A soccer player kicks a ball into the air at an angle of 34 degrees above the horizontal . The initial velocity of the ball is 25 m/s How long is the soccer ball in the air ?
vertical:
hf=hi+Vverti*time-4.9t^2
0=0+25sin34*t-4.9t^2
solve for t
To calculate the time the soccer ball is in the air, we can use the following equation of motion:
h = v₀y * t - 0.5 * g * t²,
where
h is the maximum height the ball reaches,
v₀y is the initial vertical velocity component,
g is the acceleration due to gravity (approximately 9.8 m/s²),
and t is the time the ball is in the air.

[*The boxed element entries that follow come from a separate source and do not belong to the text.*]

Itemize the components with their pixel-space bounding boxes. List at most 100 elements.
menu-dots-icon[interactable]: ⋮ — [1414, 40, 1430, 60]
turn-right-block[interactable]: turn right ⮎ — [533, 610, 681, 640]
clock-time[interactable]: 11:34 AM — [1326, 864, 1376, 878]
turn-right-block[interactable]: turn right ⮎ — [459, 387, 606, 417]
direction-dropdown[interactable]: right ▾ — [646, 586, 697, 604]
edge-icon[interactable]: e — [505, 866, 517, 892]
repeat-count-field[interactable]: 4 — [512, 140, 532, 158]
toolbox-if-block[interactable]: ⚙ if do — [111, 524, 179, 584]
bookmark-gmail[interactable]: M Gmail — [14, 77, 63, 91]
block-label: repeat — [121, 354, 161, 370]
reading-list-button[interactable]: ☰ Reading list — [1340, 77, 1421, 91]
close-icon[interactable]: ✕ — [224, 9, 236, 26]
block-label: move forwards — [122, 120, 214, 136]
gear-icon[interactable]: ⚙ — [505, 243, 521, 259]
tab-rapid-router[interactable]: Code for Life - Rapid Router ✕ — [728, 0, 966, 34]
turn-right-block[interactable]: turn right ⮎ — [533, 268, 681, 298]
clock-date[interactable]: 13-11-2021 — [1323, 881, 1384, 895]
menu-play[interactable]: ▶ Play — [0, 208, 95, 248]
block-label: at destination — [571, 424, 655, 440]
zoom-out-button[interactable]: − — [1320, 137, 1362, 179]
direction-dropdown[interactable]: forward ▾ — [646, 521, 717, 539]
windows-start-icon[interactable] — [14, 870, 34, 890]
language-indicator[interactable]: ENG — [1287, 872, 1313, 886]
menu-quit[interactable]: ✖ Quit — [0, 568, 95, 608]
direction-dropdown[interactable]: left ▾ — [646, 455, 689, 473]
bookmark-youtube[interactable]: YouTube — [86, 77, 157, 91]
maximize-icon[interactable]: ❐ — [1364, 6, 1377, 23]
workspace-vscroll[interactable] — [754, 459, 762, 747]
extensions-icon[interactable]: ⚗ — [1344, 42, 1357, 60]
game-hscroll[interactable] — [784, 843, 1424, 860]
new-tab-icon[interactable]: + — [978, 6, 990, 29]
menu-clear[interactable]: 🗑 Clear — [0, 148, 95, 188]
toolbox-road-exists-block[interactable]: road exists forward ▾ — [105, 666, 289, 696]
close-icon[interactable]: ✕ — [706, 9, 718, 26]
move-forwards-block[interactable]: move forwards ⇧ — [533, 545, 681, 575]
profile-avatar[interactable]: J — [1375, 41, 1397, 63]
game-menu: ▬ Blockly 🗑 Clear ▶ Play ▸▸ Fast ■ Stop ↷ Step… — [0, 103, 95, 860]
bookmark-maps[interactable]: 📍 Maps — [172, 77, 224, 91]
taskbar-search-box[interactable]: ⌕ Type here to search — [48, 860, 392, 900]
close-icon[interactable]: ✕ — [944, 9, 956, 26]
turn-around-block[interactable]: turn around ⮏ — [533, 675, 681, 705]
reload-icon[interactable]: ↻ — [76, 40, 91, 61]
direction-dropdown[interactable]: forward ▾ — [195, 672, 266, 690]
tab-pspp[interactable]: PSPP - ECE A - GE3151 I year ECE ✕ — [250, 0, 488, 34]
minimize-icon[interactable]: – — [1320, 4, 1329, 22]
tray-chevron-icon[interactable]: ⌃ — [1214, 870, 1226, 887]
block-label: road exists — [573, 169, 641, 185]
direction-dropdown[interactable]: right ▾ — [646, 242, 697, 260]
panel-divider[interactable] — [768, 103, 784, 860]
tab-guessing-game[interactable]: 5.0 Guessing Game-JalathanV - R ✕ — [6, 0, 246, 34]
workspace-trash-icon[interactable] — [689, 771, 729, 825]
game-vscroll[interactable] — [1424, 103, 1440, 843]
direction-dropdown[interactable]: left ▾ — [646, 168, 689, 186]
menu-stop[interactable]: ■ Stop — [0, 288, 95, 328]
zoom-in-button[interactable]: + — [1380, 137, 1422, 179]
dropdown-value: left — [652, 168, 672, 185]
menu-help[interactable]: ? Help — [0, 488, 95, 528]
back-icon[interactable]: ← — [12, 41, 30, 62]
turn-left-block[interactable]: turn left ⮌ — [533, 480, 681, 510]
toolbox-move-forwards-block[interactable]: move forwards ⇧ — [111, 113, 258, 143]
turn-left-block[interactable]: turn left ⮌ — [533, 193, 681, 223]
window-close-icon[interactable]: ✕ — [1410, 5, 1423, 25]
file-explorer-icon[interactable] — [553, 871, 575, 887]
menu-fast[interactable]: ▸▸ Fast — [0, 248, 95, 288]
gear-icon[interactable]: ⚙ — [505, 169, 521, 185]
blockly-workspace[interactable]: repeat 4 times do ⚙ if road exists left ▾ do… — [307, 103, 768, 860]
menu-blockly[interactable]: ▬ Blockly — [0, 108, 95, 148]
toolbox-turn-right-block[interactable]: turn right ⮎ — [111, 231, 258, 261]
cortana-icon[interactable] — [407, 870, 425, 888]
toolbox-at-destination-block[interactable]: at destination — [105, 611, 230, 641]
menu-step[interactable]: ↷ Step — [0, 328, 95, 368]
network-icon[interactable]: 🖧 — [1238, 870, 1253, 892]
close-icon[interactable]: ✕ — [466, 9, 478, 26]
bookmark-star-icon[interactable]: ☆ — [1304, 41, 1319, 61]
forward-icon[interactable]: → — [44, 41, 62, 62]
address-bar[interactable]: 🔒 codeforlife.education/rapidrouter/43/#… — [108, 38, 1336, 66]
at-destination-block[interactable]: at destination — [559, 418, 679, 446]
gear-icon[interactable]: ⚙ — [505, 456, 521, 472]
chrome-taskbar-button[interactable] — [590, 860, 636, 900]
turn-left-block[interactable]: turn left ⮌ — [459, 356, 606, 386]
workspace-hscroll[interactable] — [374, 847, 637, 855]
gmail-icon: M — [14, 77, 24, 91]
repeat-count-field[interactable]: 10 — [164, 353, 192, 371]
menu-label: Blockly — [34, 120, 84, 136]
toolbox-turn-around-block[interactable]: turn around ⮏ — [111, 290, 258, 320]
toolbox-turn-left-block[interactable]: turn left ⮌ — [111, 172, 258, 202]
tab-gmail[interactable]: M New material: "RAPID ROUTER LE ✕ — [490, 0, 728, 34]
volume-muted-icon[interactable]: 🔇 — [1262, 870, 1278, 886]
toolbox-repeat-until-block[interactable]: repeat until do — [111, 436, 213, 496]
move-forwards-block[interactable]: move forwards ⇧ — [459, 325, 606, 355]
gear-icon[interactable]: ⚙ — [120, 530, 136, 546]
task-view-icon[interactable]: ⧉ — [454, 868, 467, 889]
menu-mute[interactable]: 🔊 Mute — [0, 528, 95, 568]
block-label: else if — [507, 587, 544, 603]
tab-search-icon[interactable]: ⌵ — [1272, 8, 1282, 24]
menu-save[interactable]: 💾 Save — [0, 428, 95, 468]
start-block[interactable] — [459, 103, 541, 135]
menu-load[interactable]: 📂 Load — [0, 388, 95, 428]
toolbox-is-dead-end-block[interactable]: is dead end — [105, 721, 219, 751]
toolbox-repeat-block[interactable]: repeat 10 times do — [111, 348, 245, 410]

To find the maximum height, we can use the equation:
v₀y = v₀ * sin(θ),
where
v₀ is the initial velocity of the ball,
and θ is the angle the ball is kicked at.
In this case, v₀ = 25 m/s and θ = 34°.
Therefore,
v₀y = 25 * sin(34°).
Let's calculate v₀y:
v₀y = 25 * sin(34°) = 25 * 0.559 = 13.96 m/s (approximately).
Now, using the equation of motion:
h = (13.96 * t) - (0.5 * 9.8 * t²).
At the maximum height, the ball reaches, h = 0. Therefore,
0 = (13.96 * t) - (0.5 * 9.8 * t²).
Rearranging the equation, we get:
4.9t² - 13.96t = 0.
Factorizing the equation, we get:
t * (4.9t - 13.96) = 0.
So, either t = 0 (initial time) or 4.9t - 13.96 = 0.
Let's solve the second part of the equation:
4.9t - 13.96 = 0.
4.9t = 13.96.
t ≈ 2.85 (approximately).
Therefore, the soccer ball is in the air for approximately 2.85 seconds.